Background: S is an oral, small molecule, multi-targeted tyrosine kinase inhibitor of vascular endothelial growth factor receptor, platelet-derived growth factor receptor, stem cell factor receptor, and colony-stimulating factor-1 receptor with demonstrated single agent activity in multiple tumor types including breast cancer. S's anti-proliferative and anti-angiogenic activity stimulated interest in combining it with a variety of chemotherapy regimens. In the previously reported Phase I portion of this trial, S 25mg PO daily was determined feasible in combination with weekly P and C, an active regimen for TNBC. We now report the feasibility and efficacy of the phase II evaluation of this combination as neoadjuvant therapy with pathologic complete response (pCR) as the primary endpoint.
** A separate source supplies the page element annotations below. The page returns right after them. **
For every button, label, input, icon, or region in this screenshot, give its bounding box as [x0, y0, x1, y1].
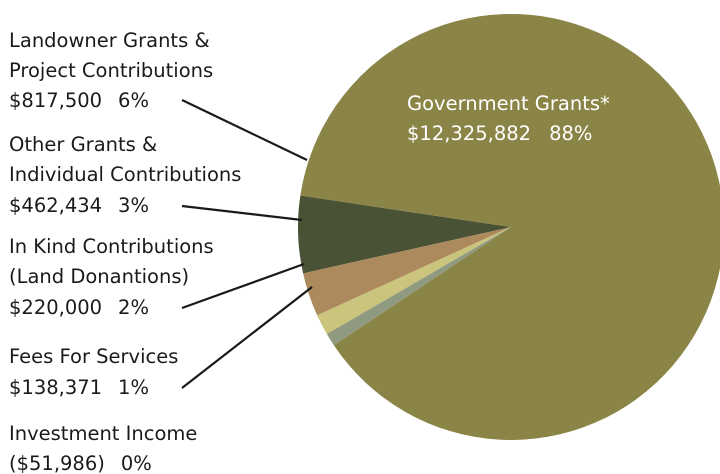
pie-slice-government-grants	[300, 14, 720, 440]
label-amount: $12,325,882	[407, 122, 531, 145]
label-percent: 0%	[121, 452, 152, 474]
slice-label-fees-for-services: Fees For Services	[9, 345, 178, 368]
slice-label-investment-income: Investment Income	[9, 422, 197, 445]
label-amount: $220,000	[9, 296, 102, 319]
slice-label-other-grants: Other Grants &	[9, 133, 157, 156]
label-amount: ($51,986)	[9, 452, 105, 474]
slice-label-in-kind-line2: (Land Donantions)	[9, 265, 189, 288]
slice-label-other-grants-line2: Individual Contributions	[9, 163, 241, 186]
leader-line	[181, 204, 303, 222]
pie-slices	[298, 14, 720, 440]
label-amount: $462,434	[9, 194, 102, 217]
pie-slice-in-kind-contributions	[317, 227, 511, 335]
slice-value-fees-for-services: $138,371 1%	[9, 376, 149, 399]
label-amount: $138,371	[9, 376, 102, 399]
slice-label-in-kind: In Kind Contributions	[9, 235, 214, 258]
label-amount: $817,500	[9, 89, 102, 112]
slice-value-in-kind: $220,000 2%	[9, 296, 149, 319]
slice-value-other-grants: $462,434 3%	[9, 194, 149, 217]
slice-label-landowner-grants-line2: Project Contributions	[9, 59, 213, 82]
slice-label-landowner-grants: Landowner Grants &	[9, 29, 210, 52]
label-percent: 1%	[118, 376, 149, 399]
slice-value-government-grants: $12,325,882 88%	[407, 122, 592, 145]
leader-line	[181, 286, 313, 389]
label-percent: 88%	[549, 122, 592, 145]
slice-value-investment-income: ($51,986) 0%	[9, 452, 152, 474]
label-percent: 6%	[118, 89, 149, 112]
label-percent: 3%	[118, 194, 149, 217]
leader-lines	[181, 99, 313, 389]
label-name-line: Government Grants*	[407, 92, 610, 115]
leader-line	[181, 262, 305, 310]
pie-slice-landowner-grants	[298, 195, 511, 274]
leader-line	[181, 99, 308, 161]
slice-value-landowner-grants: $817,500 6%	[9, 89, 149, 112]
pie-slice-fees-for-services	[326, 227, 511, 346]
label-percent: 2%	[118, 296, 149, 319]
pie-slice-other-grants	[303, 227, 511, 316]
slice-label-government-grants: Government Grants*	[407, 92, 610, 115]
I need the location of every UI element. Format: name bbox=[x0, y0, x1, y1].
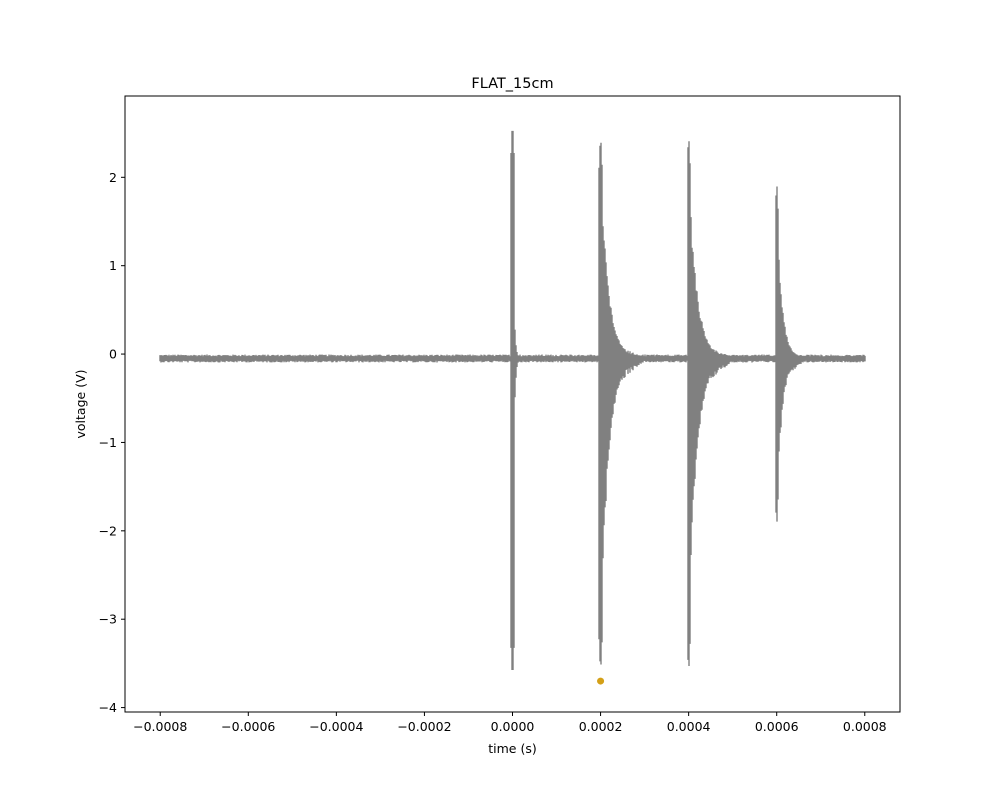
x-tick-label: −0.0008 bbox=[133, 719, 187, 734]
x-tick-label: 0.0006 bbox=[755, 719, 799, 734]
y-tick-label: 1 bbox=[109, 258, 117, 273]
voltage-series-line bbox=[159, 130, 866, 670]
x-axis-label: time (s) bbox=[488, 741, 536, 756]
y-tick-label: 2 bbox=[109, 170, 117, 185]
y-axis: −4 −3 −2 −1 0 1 2 bbox=[99, 170, 125, 715]
x-tick-label: −0.0004 bbox=[309, 719, 363, 734]
y-tick-label: −2 bbox=[99, 523, 117, 538]
y-axis-label: voltage (V) bbox=[73, 370, 88, 439]
chart-title: FLAT_15cm bbox=[471, 76, 553, 92]
x-tick-label: −0.0006 bbox=[221, 719, 275, 734]
x-tick-label: 0.0002 bbox=[579, 719, 623, 734]
y-tick-label: 0 bbox=[109, 347, 117, 362]
y-tick-label: −1 bbox=[99, 435, 117, 450]
y-tick-label: −4 bbox=[99, 700, 117, 715]
x-tick-label: −0.0002 bbox=[397, 719, 451, 734]
x-tick-label: 0.0004 bbox=[667, 719, 711, 734]
x-tick-label: 0.0000 bbox=[491, 719, 535, 734]
y-tick-label: −3 bbox=[99, 612, 117, 627]
minimum-marker-point bbox=[597, 677, 605, 685]
x-axis: −0.0008 −0.0006 −0.0004 −0.0002 0.0000 0.0002… bbox=[133, 712, 887, 734]
x-tick-label: 0.0008 bbox=[843, 719, 887, 734]
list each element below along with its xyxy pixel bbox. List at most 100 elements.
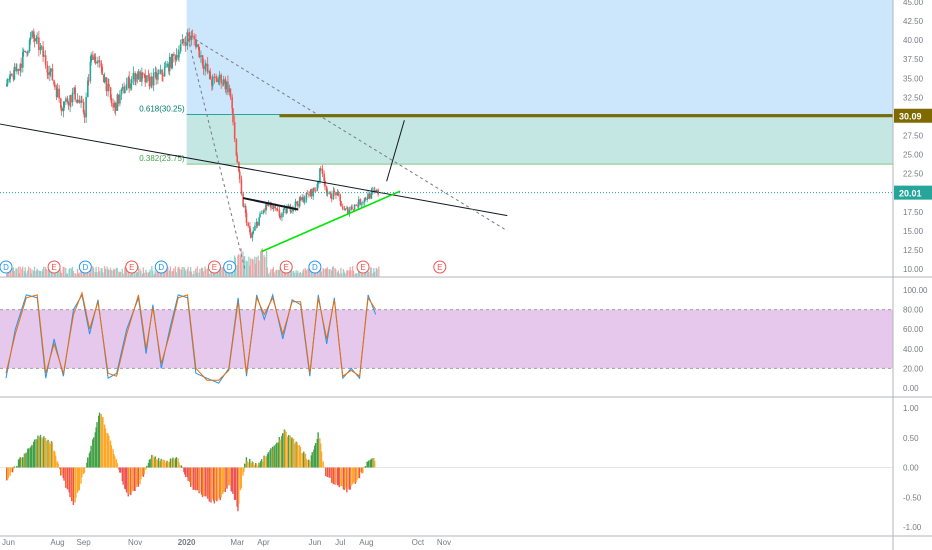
candle-body <box>121 86 124 89</box>
time-tick-label: Jul <box>335 538 345 547</box>
candle-body <box>364 197 367 200</box>
volume-bar <box>50 269 53 277</box>
candle-body <box>82 101 85 113</box>
candle-body <box>16 68 18 72</box>
candle-body <box>245 213 248 224</box>
volume-bar <box>264 257 266 277</box>
volume-bar <box>246 261 248 277</box>
volume-bar <box>135 272 138 277</box>
candle-body <box>146 75 148 83</box>
candle-body <box>228 88 231 93</box>
candle-body <box>168 56 171 72</box>
candle-body <box>225 81 228 90</box>
volume-bar <box>130 273 133 277</box>
volume-bar <box>51 271 53 277</box>
histogram-bar <box>183 467 185 473</box>
histogram-bar <box>125 467 127 490</box>
candle-body <box>71 92 74 103</box>
candle-body <box>351 206 353 210</box>
candle-body <box>332 190 335 199</box>
candle-body <box>305 193 308 200</box>
volume-bar <box>284 271 286 277</box>
stoch-tick-label: 80.00 <box>903 306 924 315</box>
histogram-bar <box>287 436 289 468</box>
histogram-bar <box>260 459 263 468</box>
histogram-bar <box>11 467 14 473</box>
histogram-bar <box>160 458 162 468</box>
volume-bar <box>341 273 343 277</box>
histogram-bar <box>23 453 26 468</box>
volume-bar <box>222 267 224 277</box>
histogram-bar <box>157 459 159 468</box>
volume-bar <box>168 270 171 277</box>
candle-body <box>346 207 348 209</box>
histogram-bar <box>6 467 8 481</box>
candle-body <box>22 51 24 68</box>
candle-body <box>81 100 83 102</box>
candle-body <box>271 208 274 210</box>
candle-body <box>83 112 86 118</box>
histogram-bar <box>357 467 360 479</box>
marker-circle <box>279 260 293 274</box>
histogram-bar <box>90 445 92 468</box>
candle-body <box>238 171 241 180</box>
candle-body <box>205 63 207 67</box>
candle-body <box>49 71 51 75</box>
volume-bar <box>95 266 97 277</box>
volume-bar <box>30 273 32 277</box>
candle-body <box>216 78 218 83</box>
histogram-bar <box>230 467 232 492</box>
histogram-bar <box>248 462 250 468</box>
volume-bar <box>344 273 346 277</box>
candle-body <box>335 192 337 196</box>
volume-bar <box>106 266 108 277</box>
histogram-bar <box>173 459 175 468</box>
histogram-bar <box>348 467 351 490</box>
candle-body <box>54 84 56 88</box>
histogram-bar <box>211 467 213 499</box>
histogram-bar <box>167 461 169 468</box>
candle-body <box>8 79 11 81</box>
volume-bar <box>332 266 334 277</box>
histogram-bar <box>277 442 280 468</box>
histogram-bar <box>362 467 364 474</box>
histogram-bar <box>37 435 39 468</box>
histogram-bar <box>287 435 290 468</box>
histogram-bar <box>128 467 130 495</box>
candle-body <box>85 97 87 118</box>
candle-body <box>357 199 360 207</box>
candle-body <box>242 193 244 207</box>
fib-zone-lower <box>186 114 894 165</box>
time-tick-label: Nov <box>128 538 142 547</box>
volume-bar <box>149 269 151 277</box>
histogram-bar <box>283 429 286 468</box>
histogram-bar <box>66 467 69 490</box>
volume-bar <box>265 250 268 277</box>
histogram-bar <box>201 467 204 498</box>
candle-body <box>55 87 58 98</box>
histogram-bar <box>332 467 335 485</box>
volume-bar <box>184 268 186 277</box>
histogram-bar <box>257 465 259 468</box>
candle-body <box>282 208 285 214</box>
price-tick-label: 45.00 <box>903 0 924 7</box>
histogram-bar <box>141 467 144 477</box>
candle-body <box>90 54 92 62</box>
histogram-bar <box>184 467 187 477</box>
histogram-bar <box>179 465 181 468</box>
volume-bar <box>122 273 124 277</box>
marker-circle <box>0 260 13 274</box>
volume-bar <box>239 255 242 277</box>
histogram-bar <box>33 439 36 468</box>
volume-bar <box>354 273 356 277</box>
volume-bar <box>65 273 68 277</box>
histogram-bar <box>299 446 302 468</box>
candle-body <box>101 66 103 75</box>
histogram-bar <box>210 467 212 503</box>
marker-circle <box>223 260 237 274</box>
volume-bar <box>90 266 92 277</box>
histogram-bar <box>77 467 80 491</box>
volume-bar <box>343 271 345 277</box>
candle-body <box>124 90 126 93</box>
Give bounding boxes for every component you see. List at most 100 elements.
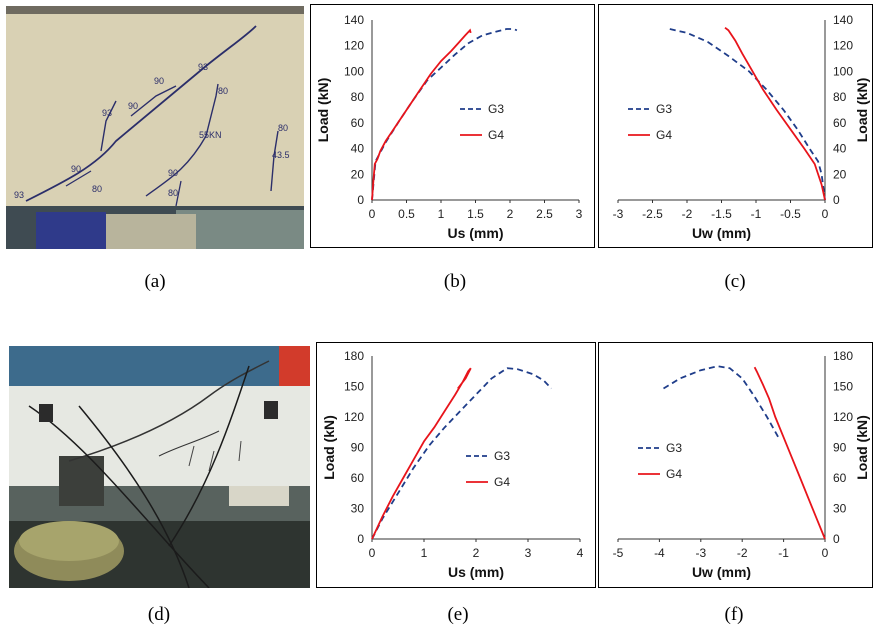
chart-f-svg: -5 -4 -3 -2 -1 00 30 60 90 120 150 180 Uw (mm) Load (… <box>613 349 870 580</box>
legend-label-g3: G3 <box>494 449 510 463</box>
legend-label-g4: G4 <box>494 475 510 489</box>
x-tick-label: -5 <box>613 546 624 560</box>
x-tick-label: -1.5 <box>711 207 732 221</box>
crack-label: 90 <box>71 164 81 174</box>
y-tick-label: 40 <box>351 142 365 156</box>
chart-e-frame <box>316 342 596 588</box>
chart-b: 0 0.5 1 1.5 2 2.5 3 0 20 40 60 80 100 120 140 Us (mm) Lo… <box>310 4 595 248</box>
y-tick-label: 100 <box>344 64 364 78</box>
y-tick-label: 80 <box>833 90 847 104</box>
y-tick-label: 140 <box>833 13 853 27</box>
y-tick-label: 60 <box>833 471 847 485</box>
x-tick-label: 3 <box>525 546 532 560</box>
caption-b: (b) <box>443 271 467 292</box>
y-tick-label: 20 <box>833 167 847 181</box>
photo-a-illustration: 93 90 90 93 80 55KN 90 80 80 43.5 90 80 … <box>6 6 304 249</box>
y-tick-label: 0 <box>833 193 840 207</box>
chart-b-svg: 0 0.5 1 1.5 2 2.5 3 0 20 40 60 80 100 120 140 Us (mm) Lo… <box>315 13 583 241</box>
y-axis-label: Load (kN) <box>315 78 331 143</box>
x-axis-label: Us (mm) <box>447 225 503 241</box>
x-tick-label: 0 <box>369 546 376 560</box>
y-tick-label: 20 <box>351 167 365 181</box>
y-tick-label: 60 <box>833 116 847 130</box>
caption-f: (f) <box>724 604 744 625</box>
x-tick-label: 1 <box>438 207 445 221</box>
legend-label-g3: G3 <box>488 102 504 116</box>
caption-e: (e) <box>447 604 469 625</box>
x-tick-label: 1.5 <box>467 207 484 221</box>
photo-a-beam-cracks: 93 90 90 93 80 55KN 90 80 80 43.5 90 80 … <box>6 6 304 249</box>
caption-c: (c) <box>724 271 746 292</box>
x-tick-label: -3 <box>695 546 706 560</box>
crack-label: 80 <box>168 188 178 198</box>
x-tick-label: 0 <box>822 546 829 560</box>
series-line-g4 <box>371 28 472 201</box>
y-tick-label: 120 <box>344 39 364 53</box>
legend-label-g3: G3 <box>656 102 672 116</box>
y-tick-label: 0 <box>833 532 840 546</box>
y-tick-label: 180 <box>833 349 853 363</box>
chart-b-frame <box>310 4 595 248</box>
chart-e-svg: 0 1 2 3 4 0 30 60 90 120 150 180 Us (mm) Load (kN) G3 G… <box>321 349 584 580</box>
crack-label: 90 <box>168 168 178 178</box>
crack-label: 80 <box>278 123 288 133</box>
chart-c-frame <box>598 4 873 248</box>
y-axis-label: Load (kN) <box>321 415 337 480</box>
y-tick-label: 180 <box>344 349 364 363</box>
x-tick-label: 2.5 <box>536 207 553 221</box>
y-tick-label: 150 <box>833 380 853 394</box>
x-tick-label: 4 <box>577 546 584 560</box>
legend-label-g3: G3 <box>666 441 682 455</box>
legend-label-g4: G4 <box>666 467 682 481</box>
x-tick-label: 2 <box>473 546 480 560</box>
series-line-g3 <box>663 365 781 440</box>
photo-d-illustration <box>9 346 310 588</box>
crack-label: 93 <box>198 62 208 72</box>
crack-label: 55KN <box>199 130 222 140</box>
y-axis-label: Load (kN) <box>854 415 870 480</box>
caption-d: (d) <box>147 604 171 625</box>
y-tick-label: 80 <box>351 90 365 104</box>
y-tick-label: 140 <box>344 13 364 27</box>
y-tick-label: 90 <box>351 441 365 455</box>
chart-c-svg: -3 -2.5 -2 -1.5 -1 -0.5 00 20 40 60 80 100 120 140 Uw … <box>613 13 870 241</box>
crack-label: 93 <box>14 190 24 200</box>
crack-label: 90 <box>128 101 138 111</box>
x-tick-label: 0.5 <box>398 207 415 221</box>
y-tick-label: 40 <box>833 142 847 156</box>
x-tick-label: -0.5 <box>780 207 801 221</box>
x-axis-label: Uw (mm) <box>692 564 751 580</box>
chart-c: -3 -2.5 -2 -1.5 -1 -0.5 0 0 20 40 60 80 100 120 140 Uw … <box>598 4 873 248</box>
legend-label-g4: G4 <box>656 128 672 142</box>
series-line-g4 <box>724 26 826 201</box>
x-tick-label: 2 <box>507 207 514 221</box>
x-tick-label: 0 <box>369 207 376 221</box>
x-axis-label: Us (mm) <box>448 564 504 580</box>
x-tick-label: 3 <box>576 207 583 221</box>
photo-d-test-setup <box>9 346 310 588</box>
y-tick-label: 30 <box>833 502 847 516</box>
series-line-g3 <box>371 367 553 540</box>
chart-f-frame <box>598 342 873 588</box>
x-tick-label: -3 <box>613 207 624 221</box>
series-line-g4 <box>371 367 472 540</box>
chart-e: 0 1 2 3 4 0 30 60 90 120 150 180 Us (mm) Load (kN) G3 G… <box>316 342 596 588</box>
y-tick-label: 120 <box>833 39 853 53</box>
x-tick-label: 0 <box>822 207 829 221</box>
x-tick-label: -2 <box>682 207 693 221</box>
y-tick-label: 100 <box>833 64 853 78</box>
x-tick-label: -4 <box>654 546 665 560</box>
y-tick-label: 30 <box>351 502 365 516</box>
y-axis-label: Load (kN) <box>854 78 870 143</box>
y-tick-label: 120 <box>833 410 853 424</box>
x-tick-label: -2 <box>737 546 748 560</box>
x-axis-label: Uw (mm) <box>692 225 751 241</box>
x-tick-label: -2.5 <box>642 207 663 221</box>
series-line-g4 <box>753 366 826 540</box>
legend-label-g4: G4 <box>488 128 504 142</box>
y-tick-label: 60 <box>351 116 365 130</box>
y-tick-label: 0 <box>357 193 364 207</box>
crack-label: 43.5 <box>272 150 290 160</box>
y-tick-label: 120 <box>344 410 364 424</box>
x-tick-label: -1 <box>778 546 789 560</box>
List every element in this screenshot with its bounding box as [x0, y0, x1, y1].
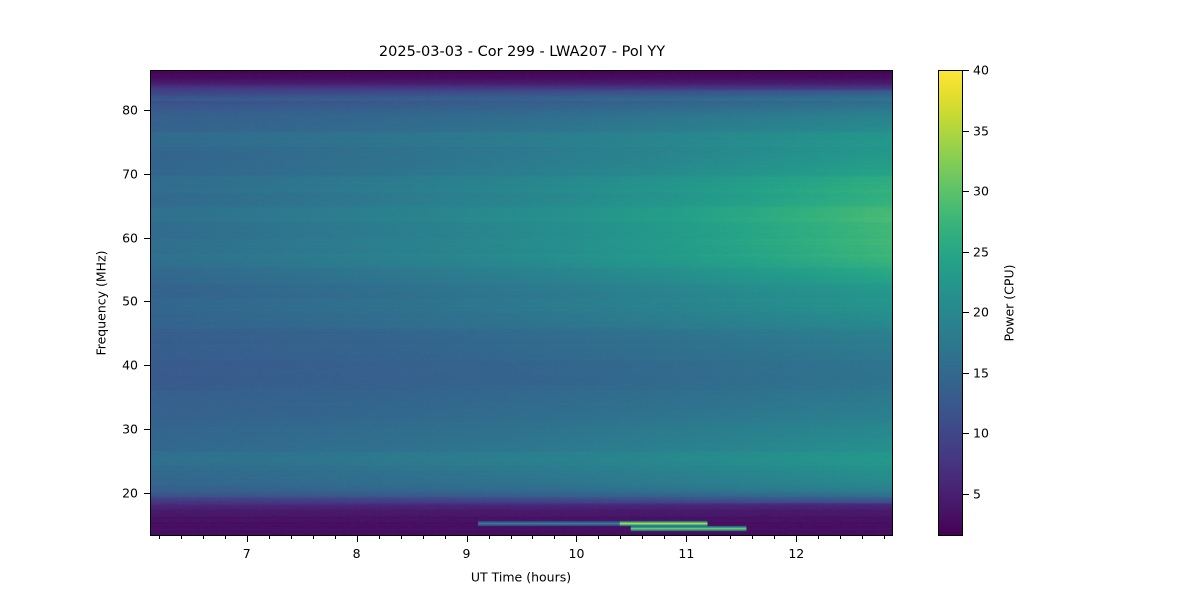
y-axis-tick-label: 30 [122, 421, 138, 437]
x-axis-minor-tick [312, 536, 314, 540]
x-axis-minor-tick [400, 536, 402, 540]
x-axis-tick [466, 536, 468, 542]
x-axis-minor-tick [268, 536, 270, 540]
y-axis-tick [144, 365, 150, 367]
x-axis-minor-tick [642, 536, 644, 540]
x-axis-tick-label: 7 [242, 546, 251, 561]
x-axis-tick [246, 536, 248, 542]
y-axis-tick-label: 20 [122, 485, 138, 501]
colorbar-tick [963, 433, 969, 435]
x-axis-tick-label: 10 [568, 546, 585, 561]
x-axis-minor-tick [730, 536, 732, 540]
x-axis-tick [356, 536, 358, 542]
x-axis-minor-tick [884, 536, 886, 540]
x-axis-minor-tick [334, 536, 336, 540]
colorbar-tick [963, 493, 969, 495]
colorbar-tick-label: 30 [973, 183, 989, 199]
x-axis-tick-label: 9 [462, 546, 471, 561]
colorbar-tick-label: 25 [973, 244, 989, 260]
x-axis-minor-tick [752, 536, 754, 540]
colorbar-label: Power (CPU) [1001, 264, 1017, 342]
colorbar-tick [963, 251, 969, 253]
y-axis-tick [144, 428, 150, 430]
spectrogram-heatmap-image [151, 71, 892, 535]
colorbar-tick-label: 5 [973, 486, 981, 502]
page-title: 2025-03-03 - Cor 299 - LWA207 - Pol YY [378, 44, 666, 60]
x-axis-tick [796, 536, 798, 542]
x-axis-tick-label: 11 [678, 546, 695, 561]
x-axis-minor-tick [708, 536, 710, 540]
colorbar-tick-label: 10 [973, 425, 989, 441]
colorbar-tick [963, 130, 969, 132]
y-axis-tick [144, 301, 150, 303]
x-axis-minor-tick [554, 536, 556, 540]
colorbar-tick-label: 15 [973, 365, 989, 381]
x-axis-minor-tick [422, 536, 424, 540]
y-axis-tick [144, 237, 150, 239]
y-axis-tick-label: 60 [122, 230, 138, 246]
x-axis-minor-tick [290, 536, 292, 540]
x-axis-minor-tick [532, 536, 534, 540]
x-axis-minor-tick [202, 536, 204, 540]
x-axis-minor-tick [664, 536, 666, 540]
colorbar-tick [963, 70, 969, 71]
colorbar-tick-label: 20 [973, 304, 989, 320]
x-axis-tick [686, 536, 688, 542]
colorbar[interactable] [938, 70, 963, 536]
y-axis-tick-label: 40 [122, 357, 138, 373]
x-axis-minor-tick [620, 536, 622, 540]
x-axis-tick [576, 536, 578, 542]
x-axis-minor-tick [378, 536, 380, 540]
x-axis-minor-tick [598, 536, 600, 540]
colorbar-gradient [939, 71, 962, 535]
y-axis-tick [144, 110, 150, 112]
x-axis-tick-label: 8 [352, 546, 361, 561]
x-axis-minor-tick [774, 536, 776, 540]
colorbar-tick-label: 40 [973, 62, 989, 78]
y-axis-tick-label: 80 [122, 102, 138, 118]
colorbar-tick [963, 191, 969, 193]
y-axis-tick-label: 70 [122, 166, 138, 182]
colorbar-tick-label: 35 [973, 123, 989, 139]
y-axis-tick [144, 492, 150, 494]
x-axis-minor-tick [224, 536, 226, 540]
x-axis-minor-tick [510, 536, 512, 540]
x-axis-minor-tick [158, 536, 160, 540]
y-axis-tick [144, 173, 150, 175]
colorbar-tick [963, 312, 969, 314]
x-axis-label: UT Time (hours) [470, 569, 572, 585]
x-axis-tick-label: 12 [788, 546, 805, 561]
colorbar-tick [963, 372, 969, 374]
x-axis-minor-tick [862, 536, 864, 540]
x-axis-minor-tick [840, 536, 842, 540]
y-axis-tick-label: 50 [122, 293, 138, 309]
x-axis-minor-tick [444, 536, 446, 540]
spectrogram-plot-area[interactable] [150, 70, 893, 536]
x-axis-minor-tick [818, 536, 820, 540]
x-axis-minor-tick [180, 536, 182, 540]
x-axis-minor-tick [488, 536, 490, 540]
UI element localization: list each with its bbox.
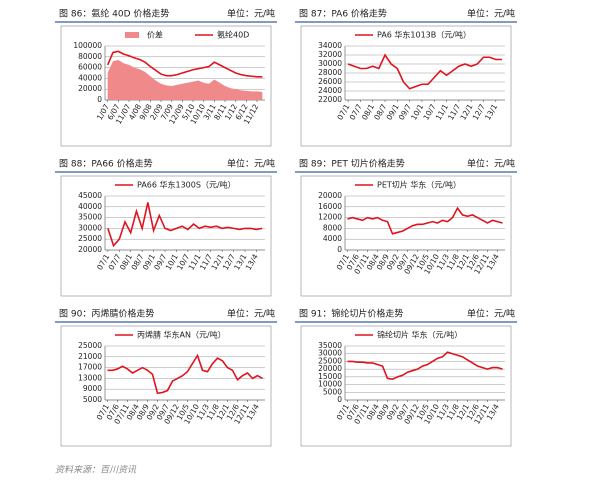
y-tick-label: 8000 xyxy=(323,223,342,232)
panel-unit: 单位：元/吨 xyxy=(467,8,515,20)
legend-label: 氨纶40D xyxy=(217,30,249,40)
legend-label: 价差 xyxy=(147,30,163,40)
panel-title: 图 88：PA66 价格走势 xyxy=(59,158,153,170)
chart-frame xyxy=(300,25,512,147)
y-tick-label: 34000 xyxy=(318,41,342,50)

Methods: Eligibility criteria included: invasive adenocarcinoma, triple negative histology defined as ER/ PR negative (<10% IHC staining) as well as HER2-negative (IHC 0–1+ or FISH neg), clinical T1-3, N0-1, M0 with clinical N3, T4 and T1 N0 M0 tumors excluded, ECOG PS 0–2, normal LVEF, and adequate organ function. All pts received P 70mg/m2 (Days 1, 8, 15) + C AUC=5 (Day 1) with S 25mg PO daily q 28 days for 6 cycles. Response assessments were performed after 3 cycles, and in the absence of disease progression or unacceptable toxicity, study treatment continued for 3 additional cycles. Postoperatively, pts resumed S 25 mg qd until 52 weeks from D1. Definition of pCR was an absence of invasive cancer in both breast and lymph nodes. A pCR rate of ≥ 30% would warrant additional evaluation of this regimen.

Results: The phase II portion of this trial enrolled 36 pts from 2/2011 to present. This analysis is based on 22 pts evaluable for toxicity and efficacy. Median tumor size was 4 cm with 68% designated T2 and 27% as T3 and 63% with clinical N1 or N2 disease. A median of 3 preoperative cycles was delivered. Best clinical response was; cCR − 1 (5%), cPR − 9 (41%), cSD − 6 (27%), PD − 1 (5%), UE − 5 (22%). Pathologic responses are as follows: ypCR −2 pts (9%), PR2 (residual invasive cancer in breast, negative lymph nodes −1 pt, PR3 (residual invasive cancer in breast and lymph nodes) −1 pt. 3 pts of the 4 with surgical outcomes completed all 6 cycles of treatment; 2 of which had pCR. Poor tolerance/toxicity resulted in 8 pts proceeding to surgery early/or discontinuation and 2 pts experienced progression; data is pending in 8 pts. Grade 3/4 hematologic toxicity consisted of neutropenia-15 pts (68%) with fever in 2 (9%), anemia −9 pts (41%), and thrombocytopenia-8 pts (36%). No G3/4 non-hematologic toxicity was present in >5% of pts.

Conclusions: The addition of sunitinib to paclitaxel and carboplatin was accompanied by significant hematologic toxicity resulting in the inability to deliver the planned study therapy. Treatment discontinuations were frequent as was the need for dose adjustments and modifications. The sunitinib-paclitaxel/carboplatin combination evaluated in this study is not recommended for further use in locally advanced breast cancer.

Citation Information: Cancer Res 2012;72(24 Suppl):Abstract nr P1-14-14.